Com a volta das visitas, mesmo que on-line, os casos de tortura começaram a ser denunciados. “Nos vídeos é possível ver que há uma pandemia nas prisões para além da pandemia, a da violência. Tem os efeitos pandêmicos ali dentro, que são graves, severos e a nossa preocupação é que eles permaneçam, de que essa gestão que está se colocando como uma gestão da ‘saúde’, que é um discurso novo, permaneça e provoque alterações permanentes na questão das visitas e na entrada de produtos”, aponta Camila Prando.
Camila também lembra que o sistema prisional enfrenta, historicamente, outras doenças além da Covid-19, como a tuberculose. “As administrações prisionais, estaduais e federais, fizeram muito pouco e fizeram mal. Mantiveram aglomerações em situação estrutural de insalubridade e precariedade, sem assistência de saúde adequada. Essa combinação foi bem dramática”, diz.
Duas semanas antes de lançar a série, explica Camila, o Infovírus informou o Mecanismo Nacional de Prevenção e Combate à Tortura sobre as denúncias. O Mecanismo, então, notificou várias entidades e organizações do DF, dentre elas a Vara de Execução, a Secretaria de Administração Penitenciária, o núcleo de execução penal do Ministério Público e a Defensoria Pública.

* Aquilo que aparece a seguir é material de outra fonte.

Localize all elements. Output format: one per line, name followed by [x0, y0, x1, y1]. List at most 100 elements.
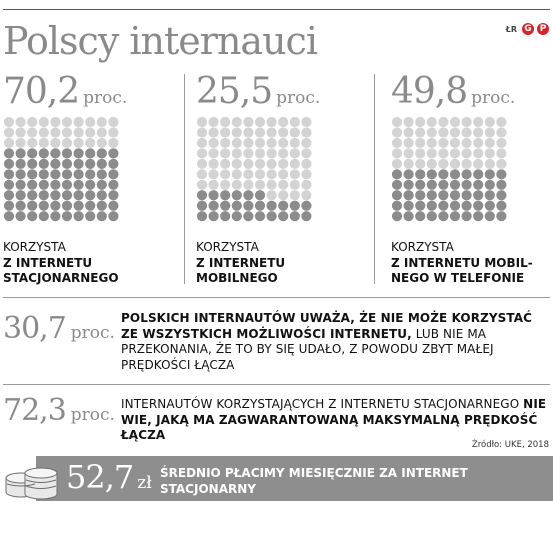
brand-logo-p: P: [537, 23, 549, 35]
stat-number: 70,2: [3, 71, 80, 112]
dot-filled: [254, 200, 266, 211]
dot-filled: [38, 179, 49, 190]
dot-empty: [473, 158, 484, 169]
page-title: Polscy internauci: [3, 19, 318, 63]
dot-empty: [243, 127, 254, 138]
dot-empty: [38, 116, 49, 128]
dot-empty: [473, 137, 484, 149]
dot-empty: [73, 116, 84, 128]
dot-empty: [461, 158, 472, 169]
dot-filled: [473, 190, 484, 201]
dot-empty: [403, 137, 414, 149]
dot-filled: [461, 190, 472, 201]
dot-filled: [73, 211, 84, 222]
dot-empty: [449, 137, 461, 149]
dot-empty: [254, 169, 266, 180]
dot-empty: [73, 127, 84, 138]
dot-empty: [415, 137, 426, 149]
summary-unit: zł: [137, 473, 152, 493]
dot-filled: [85, 200, 96, 211]
dot-empty: [208, 127, 219, 138]
dot-empty: [231, 116, 242, 128]
dot-filled: [473, 169, 484, 180]
dot-empty: [85, 116, 96, 128]
dot-filled: [108, 158, 119, 169]
dot-empty: [461, 137, 472, 149]
dot-filled: [391, 179, 403, 190]
dot-filled: [484, 190, 495, 201]
dot-empty: [266, 169, 277, 180]
dot-empty: [96, 137, 107, 149]
dot-filled: [27, 190, 38, 201]
dot-filled: [438, 200, 449, 211]
dot-empty: [301, 169, 312, 180]
dot-filled: [50, 169, 61, 180]
dot-empty: [496, 116, 507, 128]
dot-empty: [61, 116, 73, 128]
dot-filled: [403, 211, 414, 222]
dot-filled: [449, 200, 461, 211]
dot-empty: [266, 148, 277, 159]
dot-empty: [391, 148, 403, 159]
dot-filled: [96, 169, 107, 180]
dot-empty: [85, 137, 96, 149]
dot-empty: [449, 158, 461, 169]
dot-empty: [391, 116, 403, 128]
dot-empty: [254, 116, 266, 128]
dot-empty: [473, 127, 484, 138]
dot-empty: [438, 137, 449, 149]
dot-empty: [461, 127, 472, 138]
stat-column-1: 70,2 proc.: [3, 71, 127, 222]
desc-line-3: NEGO W TELEFONIE: [391, 271, 525, 285]
dot-filled: [231, 190, 242, 201]
dot-filled: [220, 190, 231, 201]
dot-empty: [415, 116, 426, 128]
dot-grid-3: [391, 116, 507, 222]
dot-empty: [403, 127, 414, 138]
dot-filled: [73, 169, 84, 180]
dot-filled: [15, 179, 26, 190]
source-note: Źródło: UKE, 2018: [471, 440, 549, 450]
dot-empty: [301, 127, 312, 138]
dot-filled: [85, 190, 96, 201]
dot-empty: [403, 116, 414, 128]
dot-filled: [15, 211, 26, 222]
dot-empty: [403, 158, 414, 169]
dot-empty: [289, 169, 300, 180]
dot-filled: [61, 158, 73, 169]
dot-empty: [196, 148, 208, 159]
dot-filled: [449, 190, 461, 201]
dot-empty: [391, 158, 403, 169]
dot-filled: [208, 190, 219, 201]
stat-number: 25,5: [196, 71, 273, 112]
dot-empty: [27, 116, 38, 128]
desc-line-2: Z INTERNETU: [196, 255, 286, 270]
dot-empty: [289, 116, 300, 128]
dot-filled: [208, 200, 219, 211]
dot-empty: [208, 137, 219, 149]
dot-empty: [231, 127, 242, 138]
dot-empty: [391, 127, 403, 138]
dot-filled: [15, 190, 26, 201]
desc-line-1: KORZYSTA: [196, 240, 259, 254]
dot-filled: [196, 200, 208, 211]
dot-empty: [461, 148, 472, 159]
dot-empty: [208, 116, 219, 128]
dot-filled: [3, 200, 15, 211]
stat-number: 30,7: [3, 311, 67, 346]
dot-filled: [415, 169, 426, 180]
dot-filled: [473, 211, 484, 222]
dot-empty: [61, 137, 73, 149]
dot-empty: [426, 148, 437, 159]
dot-empty: [449, 116, 461, 128]
summary-number: 52,7: [66, 458, 134, 496]
dot-empty: [278, 127, 289, 138]
dot-empty: [266, 158, 277, 169]
dot-filled: [254, 211, 266, 222]
summary-text: ŚREDNIO PŁACIMY MIESIĘCZNIE ZA INTERNET …: [160, 466, 468, 496]
dot-empty: [38, 137, 49, 149]
dot-filled: [243, 211, 254, 222]
dot-empty: [289, 148, 300, 159]
dot-filled: [496, 200, 507, 211]
dot-empty: [301, 148, 312, 159]
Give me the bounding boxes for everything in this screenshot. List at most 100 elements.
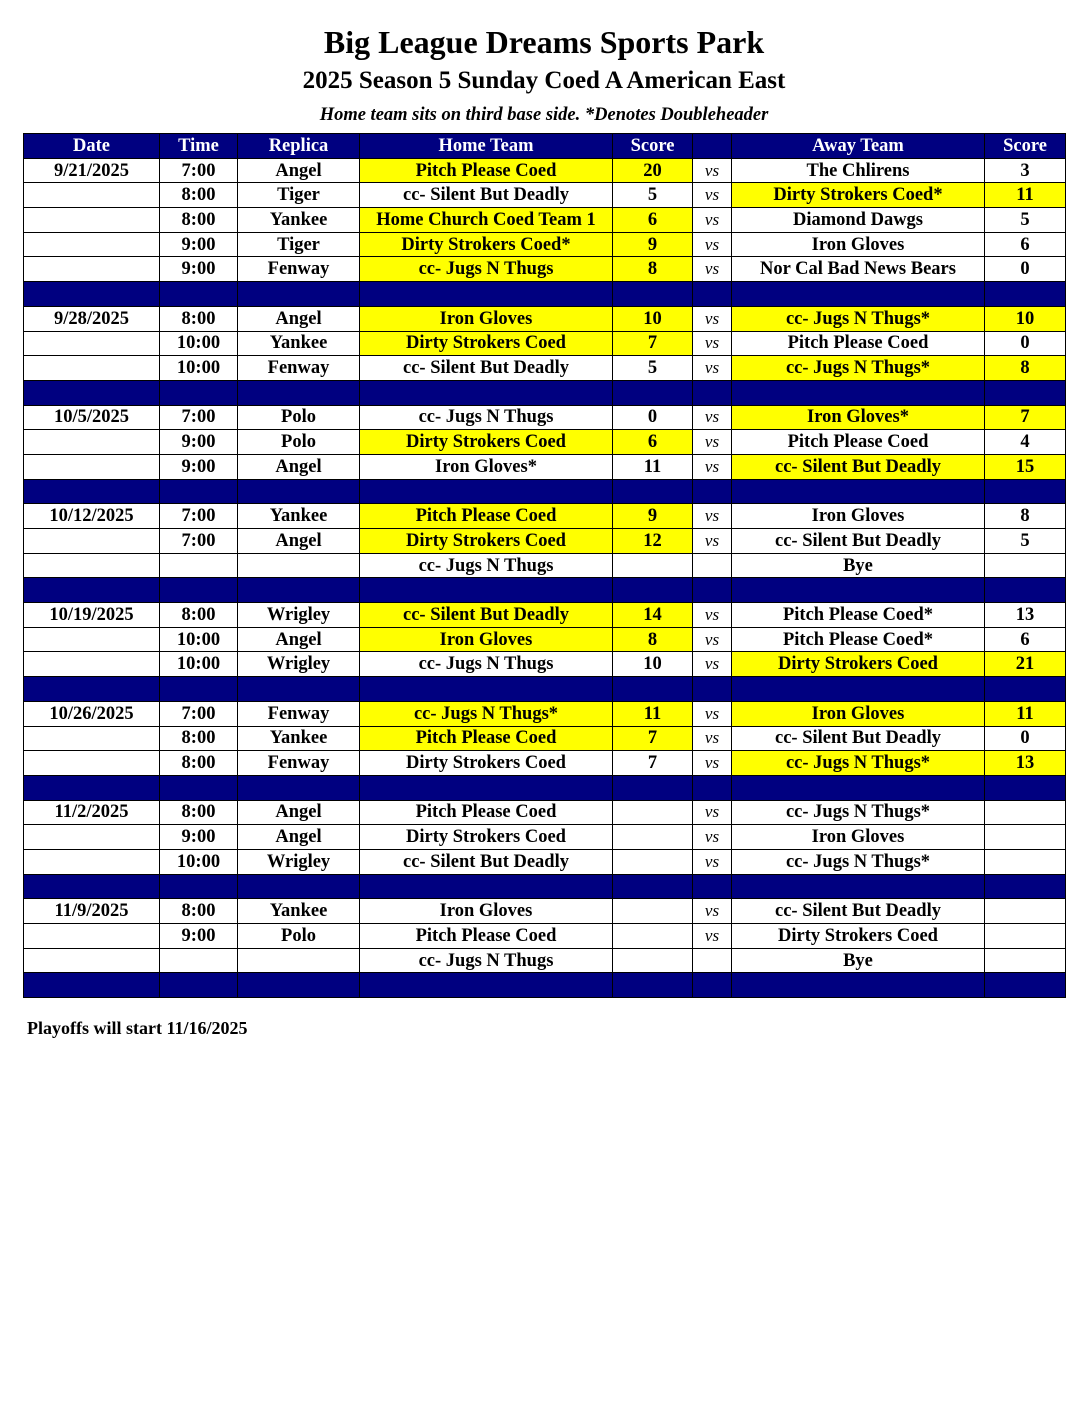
time-cell: 9:00: [159, 824, 238, 850]
separator-cell: [237, 478, 360, 505]
game-row: 10:00 Angel Iron Gloves 8 vs Pitch Please Coe…: [23, 626, 1066, 653]
game-row: cc- Jugs N Thugs Bye: [23, 947, 1066, 974]
separator-cell: [159, 281, 238, 307]
game-row: 10/19/2025 8:00 Wrigley cc- Silent But Dead…: [23, 602, 1066, 628]
separator-cell: [23, 972, 160, 999]
away-team-cell: The Chlirens: [731, 157, 985, 184]
time-cell: 8:00: [159, 207, 238, 233]
separator-cell: [359, 379, 613, 406]
replica-cell: Angel: [237, 799, 360, 826]
separator-cell: [159, 478, 238, 505]
replica-cell: Yankee: [237, 207, 360, 233]
home-score-cell: 10: [612, 651, 693, 678]
separator-cell: [237, 676, 360, 702]
date-cell: [23, 429, 160, 455]
away-team-cell: Iron Gloves: [731, 700, 985, 727]
time-cell: 7:00: [159, 700, 238, 727]
replica-cell: Angel: [237, 453, 360, 480]
replica-cell: Wrigley: [237, 651, 360, 678]
home-team-cell: Iron Gloves: [359, 626, 613, 653]
home-team-cell: cc- Jugs N Thugs: [359, 552, 613, 579]
time-cell: 9:00: [159, 231, 238, 258]
home-score-cell: 14: [612, 602, 693, 628]
home-score-cell: 7: [612, 330, 693, 357]
vs-cell: vs: [692, 923, 732, 949]
date-cell: 10/26/2025: [23, 700, 160, 727]
time-cell: [159, 947, 238, 974]
separator-cell: [731, 281, 985, 307]
game-row: 8:00 Tiger cc- Silent But Deadly 5 vs Dirty S…: [23, 182, 1066, 209]
vs-cell: vs: [692, 182, 732, 209]
home-score-cell: [612, 898, 693, 924]
away-team-cell: cc- Silent But Deadly: [731, 898, 985, 924]
home-score-cell: 11: [612, 453, 693, 480]
date-cell: 10/19/2025: [23, 602, 160, 628]
vs-cell: vs: [692, 429, 732, 455]
home-score-cell: [612, 923, 693, 949]
home-score-cell: 9: [612, 231, 693, 258]
replica-cell: [237, 552, 360, 579]
vs-cell: vs: [692, 503, 732, 529]
time-cell: 10:00: [159, 355, 238, 381]
date-cell: [23, 750, 160, 776]
game-row: 10/26/2025 7:00 Fenway cc- Jugs N Thugs* 11 v…: [23, 700, 1066, 727]
game-row: 8:00 Fenway Dirty Strokers Coed 7 vs cc- Jugs…: [23, 750, 1066, 776]
away-team-cell: cc- Silent But Deadly: [731, 453, 985, 480]
vs-cell: vs: [692, 404, 732, 431]
away-team-cell: Bye: [731, 947, 985, 974]
away-score-cell: 10: [984, 305, 1066, 332]
separator-cell: [237, 972, 360, 999]
separator-cell: [237, 577, 360, 604]
replica-cell: Yankee: [237, 898, 360, 924]
date-cell: [23, 453, 160, 480]
game-row: 9:00 Angel Iron Gloves* 11 vs cc- Silent But …: [23, 453, 1066, 480]
separator-cell: [359, 873, 613, 900]
time-cell: 10:00: [159, 626, 238, 653]
away-score-cell: 8: [984, 355, 1066, 381]
week-separator-row: [23, 478, 1066, 505]
home-score-cell: 10: [612, 305, 693, 332]
replica-cell: [237, 947, 360, 974]
away-score-cell: 4: [984, 429, 1066, 455]
home-score-cell: 7: [612, 725, 693, 752]
vs-cell: vs: [692, 848, 732, 875]
replica-cell: Angel: [237, 824, 360, 850]
time-cell: 8:00: [159, 898, 238, 924]
home-team-cell: cc- Jugs N Thugs: [359, 256, 613, 283]
date-cell: [23, 552, 160, 579]
separator-cell: [159, 774, 238, 801]
separator-cell: [692, 478, 732, 505]
away-score-cell: [984, 552, 1066, 579]
separator-cell: [159, 379, 238, 406]
away-team-cell: Iron Gloves: [731, 503, 985, 529]
game-row: 9/28/2025 8:00 Angel Iron Gloves 10 vs cc- Jug…: [23, 305, 1066, 332]
vs-cell: vs: [692, 207, 732, 233]
game-row: 10:00 Fenway cc- Silent But Deadly 5 vs cc- J…: [23, 355, 1066, 381]
away-score-cell: [984, 848, 1066, 875]
replica-cell: Angel: [237, 626, 360, 653]
away-score-cell: [984, 923, 1066, 949]
home-score-cell: 12: [612, 528, 693, 554]
replica-cell: Polo: [237, 429, 360, 455]
home-score-cell: [612, 824, 693, 850]
away-team-cell: Pitch Please Coed*: [731, 602, 985, 628]
vs-cell: vs: [692, 231, 732, 258]
week-separator-row: [23, 281, 1066, 307]
separator-cell: [612, 972, 693, 999]
game-row: 8:00 Yankee Pitch Please Coed 7 vs cc- Silent…: [23, 725, 1066, 752]
home-score-cell: 6: [612, 429, 693, 455]
separator-cell: [359, 478, 613, 505]
away-team-cell: Bye: [731, 552, 985, 579]
separator-cell: [731, 478, 985, 505]
time-cell: 7:00: [159, 404, 238, 431]
home-team-cell: Pitch Please Coed: [359, 799, 613, 826]
time-cell: 8:00: [159, 182, 238, 209]
replica-cell: Wrigley: [237, 602, 360, 628]
away-score-cell: 5: [984, 207, 1066, 233]
home-score-cell: [612, 848, 693, 875]
home-score-cell: 9: [612, 503, 693, 529]
home-team-cell: Pitch Please Coed: [359, 725, 613, 752]
vs-cell: [692, 552, 732, 579]
separator-cell: [692, 972, 732, 999]
replica-cell: Fenway: [237, 750, 360, 776]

“O que o Mecanismo teve de retorno até agora foi uma primeira inspeção que a Defensoria fez em uma das unidades, mas que não detectou nada em relação à violência, que é muito difícil de ser detectada. Como a série mostrou, essas violências são feitas junto com ameaças para que não seja denunciado”, avalia a coordenadora.
Para Felipe Freitas, se o Estado tivesse garantido o acesso das famílias aos presos, um programa de testagem de qualidade em massa e cumprido a Resolução 62 do CNJ (Conselho Nacional de Justiça), de prisão domiciliar para presos no grupo de risco, a realidade poderia ter sido diferente.
“O contato transparente com os familiares teria evitado situações de violação de direito dentro das unidades. A situação piorou porque as pessoas, dentro e fora do sistema prisional, ficaram desesperadas”, argumenta o coordenador.
“O principal, e mais efetivo, era cumprir a resolução 62, em especial o que diz respeito à transferência de presos para prisão domiciliar ou da liberação daqueles e daquelas que pudesse processualmente se beneficiar desse direito”, finaliza.
Outro lado
A reportagem procurou a Secretaria de Administração Penitenciária do DF e aguarda retorno. Também questionamos o Ministério Público e a Defensoria Pública sobre o recebimento das denúncias.